Our exploratory survey had some expected limitations of a preliminary survey. We chose a route of survey distribution that maximised dissemination to ophthalmologists of varying grades and experience. However, this meant that we could not calculate a specific response rate as we did not know how many ophthalmologists ultimately received the survey and did not respond. Though 119 respondents are not an insubstantial sample of ophthalmologists nationally, those who did respond may hold a bias of firmly held views and opinions.

We did not offer a definition of functional visual symptoms to respondents, and there may have been some doubt about which patients it included. This might have resulted in doubt about which patients to consider when responding to the survey. However, we do not consider this to be a significant criticism as this was not highlighted in free text comments and the majority of respondents were confident that they could diagnose this condition.

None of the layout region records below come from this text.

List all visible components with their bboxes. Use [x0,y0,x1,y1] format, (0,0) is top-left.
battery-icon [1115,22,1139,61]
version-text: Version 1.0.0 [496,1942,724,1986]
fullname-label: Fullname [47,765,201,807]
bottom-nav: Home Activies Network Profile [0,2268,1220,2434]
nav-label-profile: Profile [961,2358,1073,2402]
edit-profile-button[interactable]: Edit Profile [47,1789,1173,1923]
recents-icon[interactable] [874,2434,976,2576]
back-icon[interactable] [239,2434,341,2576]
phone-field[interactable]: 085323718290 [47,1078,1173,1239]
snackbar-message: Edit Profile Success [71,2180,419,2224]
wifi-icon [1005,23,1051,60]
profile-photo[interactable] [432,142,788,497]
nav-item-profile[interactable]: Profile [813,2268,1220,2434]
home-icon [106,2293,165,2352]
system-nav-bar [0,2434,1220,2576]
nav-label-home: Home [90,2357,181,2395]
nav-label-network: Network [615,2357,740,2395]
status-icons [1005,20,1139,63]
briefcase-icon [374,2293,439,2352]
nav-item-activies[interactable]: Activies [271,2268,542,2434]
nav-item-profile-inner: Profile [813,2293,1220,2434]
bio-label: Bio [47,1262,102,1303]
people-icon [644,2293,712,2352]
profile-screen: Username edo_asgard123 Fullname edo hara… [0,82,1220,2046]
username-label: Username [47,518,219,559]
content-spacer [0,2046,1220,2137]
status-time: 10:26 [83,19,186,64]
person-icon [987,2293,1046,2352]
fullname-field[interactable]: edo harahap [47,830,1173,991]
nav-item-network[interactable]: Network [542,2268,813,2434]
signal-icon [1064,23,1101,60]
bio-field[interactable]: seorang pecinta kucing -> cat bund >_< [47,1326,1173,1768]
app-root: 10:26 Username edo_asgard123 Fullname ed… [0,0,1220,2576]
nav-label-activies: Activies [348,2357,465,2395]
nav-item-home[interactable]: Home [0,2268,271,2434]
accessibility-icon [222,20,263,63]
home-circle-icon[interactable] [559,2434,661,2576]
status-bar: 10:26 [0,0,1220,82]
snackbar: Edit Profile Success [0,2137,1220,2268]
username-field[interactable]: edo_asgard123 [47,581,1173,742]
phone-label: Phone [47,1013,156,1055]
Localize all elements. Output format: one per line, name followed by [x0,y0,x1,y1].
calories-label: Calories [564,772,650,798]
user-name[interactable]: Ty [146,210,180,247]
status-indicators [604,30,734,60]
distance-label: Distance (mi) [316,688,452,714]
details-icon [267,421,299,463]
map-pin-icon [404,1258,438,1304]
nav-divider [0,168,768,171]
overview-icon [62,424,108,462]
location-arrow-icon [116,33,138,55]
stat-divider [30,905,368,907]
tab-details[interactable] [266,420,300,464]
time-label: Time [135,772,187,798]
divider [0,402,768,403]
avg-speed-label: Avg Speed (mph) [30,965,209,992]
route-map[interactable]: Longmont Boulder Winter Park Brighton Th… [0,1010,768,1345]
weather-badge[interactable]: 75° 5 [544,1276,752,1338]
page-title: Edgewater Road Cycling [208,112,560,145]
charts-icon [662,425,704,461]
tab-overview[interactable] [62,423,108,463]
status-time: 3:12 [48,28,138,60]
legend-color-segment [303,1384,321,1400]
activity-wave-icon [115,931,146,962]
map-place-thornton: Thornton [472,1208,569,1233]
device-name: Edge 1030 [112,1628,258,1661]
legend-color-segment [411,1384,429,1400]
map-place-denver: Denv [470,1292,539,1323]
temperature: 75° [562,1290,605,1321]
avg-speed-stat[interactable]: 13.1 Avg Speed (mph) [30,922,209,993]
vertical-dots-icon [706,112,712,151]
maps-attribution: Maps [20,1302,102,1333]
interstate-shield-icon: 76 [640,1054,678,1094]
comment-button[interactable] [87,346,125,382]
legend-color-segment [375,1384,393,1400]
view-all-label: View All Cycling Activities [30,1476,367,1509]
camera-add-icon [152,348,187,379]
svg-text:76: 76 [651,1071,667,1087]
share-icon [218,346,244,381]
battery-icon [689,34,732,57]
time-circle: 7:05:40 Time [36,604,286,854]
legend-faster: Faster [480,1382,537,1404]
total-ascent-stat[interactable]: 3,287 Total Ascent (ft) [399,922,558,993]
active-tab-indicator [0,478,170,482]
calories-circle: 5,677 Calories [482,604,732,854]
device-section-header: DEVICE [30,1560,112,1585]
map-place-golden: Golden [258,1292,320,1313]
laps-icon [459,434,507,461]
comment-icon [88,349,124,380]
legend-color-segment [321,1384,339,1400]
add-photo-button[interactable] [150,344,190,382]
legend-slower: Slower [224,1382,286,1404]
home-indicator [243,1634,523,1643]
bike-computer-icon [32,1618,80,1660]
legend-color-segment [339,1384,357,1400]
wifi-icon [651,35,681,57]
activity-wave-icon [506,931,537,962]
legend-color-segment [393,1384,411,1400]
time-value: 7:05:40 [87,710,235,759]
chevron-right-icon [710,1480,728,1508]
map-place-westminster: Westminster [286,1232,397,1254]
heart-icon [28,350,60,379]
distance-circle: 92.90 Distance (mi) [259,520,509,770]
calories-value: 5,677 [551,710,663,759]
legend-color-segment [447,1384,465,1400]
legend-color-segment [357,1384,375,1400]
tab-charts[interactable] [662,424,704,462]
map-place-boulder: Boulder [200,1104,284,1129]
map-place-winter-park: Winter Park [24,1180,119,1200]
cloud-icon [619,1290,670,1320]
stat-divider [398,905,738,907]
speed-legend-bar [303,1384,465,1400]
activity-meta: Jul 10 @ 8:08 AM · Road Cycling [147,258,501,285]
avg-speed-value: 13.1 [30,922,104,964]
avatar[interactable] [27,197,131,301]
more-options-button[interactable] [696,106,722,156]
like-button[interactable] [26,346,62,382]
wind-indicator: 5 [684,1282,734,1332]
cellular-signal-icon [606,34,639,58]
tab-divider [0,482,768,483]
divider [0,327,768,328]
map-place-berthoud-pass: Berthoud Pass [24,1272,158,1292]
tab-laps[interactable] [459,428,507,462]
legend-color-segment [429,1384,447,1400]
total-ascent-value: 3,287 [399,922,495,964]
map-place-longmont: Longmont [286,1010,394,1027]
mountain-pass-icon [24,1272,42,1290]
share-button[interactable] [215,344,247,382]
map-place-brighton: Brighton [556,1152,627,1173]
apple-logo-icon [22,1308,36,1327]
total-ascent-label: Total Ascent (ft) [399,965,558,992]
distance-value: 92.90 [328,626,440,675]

Ophthalmologists reported patients most commonly presented with visual loss. However, there is a broad spectrum of presentation of functional visual symptoms [12], including positive visual symptoms such as photopsia, that the survey did not capture, which require different clinical approaches. Other symptoms reported by respondents such as photophobia, diplopia or visual snow which overlaps with neurological disorders underline the role of cross-specialty collaboration in accurate diagnosis of functional disorders. This highlights the need for further clarity and consensus guidelines on the positive physical examination signs that elicit diagnosis of different functional visual symptom presentations.

This survey examined ophthalmologists’ self-reported communication and management of functional visual symptoms, which may be considerably different to how patients experience or perceive the communication regarding the condition.

This survey was limited to the UK and cannot be generalised to other countries without qualification. However, given that there are no comparable surveys of ophthalmologists in other countries, we believe this could be the basis of further, more focused surveys in other regions.

This is the first survey of UK ophthalmologists’ experience, knowledge, management and attitudes towards functional visual symptoms and has highlighted the need to establish formal links between ophthalmology (and allied services such as optometry) and services with specialist experience in the treatment of functional disorders. A prominent theme of free text comments was the lack of established pathways for psychological support for these services. Closer collaboration between neurology, psychiatry and psychological services with ophthalmology could lead to shared expertise and integrated multidisciplinary care to improve outcomes in this patient group. Though there has been a revolution in improving access to psychological therapy (IAPT) services [18] in the UK, it is unclear whether clinicians in ophthalmology services have formal links with local IAPT services or are aware of referral processes. The survey emphasises the need for future detailed research in establishing the prevalence, long-term outcomes and most effective treatments for patients with functional visual symptoms.

Conclusion

Functional visual symptoms are disabling and relatively frequently seen in ophthalmology clinic.

Though short survey questions cannot fully explore the presentation and treatment of functional visual symptoms, our findings suggest that knowledge, service structures and current care pathways could be improved.

Improved training and consensus guidelines may offer more consistent and effective patient care while building confidence and reducing uncertainty in ophthalmological management.

This survey has demonstrated that further research is needed to understand the risk factors, long-term outcomes and most effective treatments for these patients. In addition, it has highlighted a need to establish relationships between ophthalmology services and psychological, psychiatric and neurological services with expertise in functional disorders. Ultimately, we believe that ophthalmology services are best placed to improve outcomes and develop novel multidisciplinary interventions for this patient group.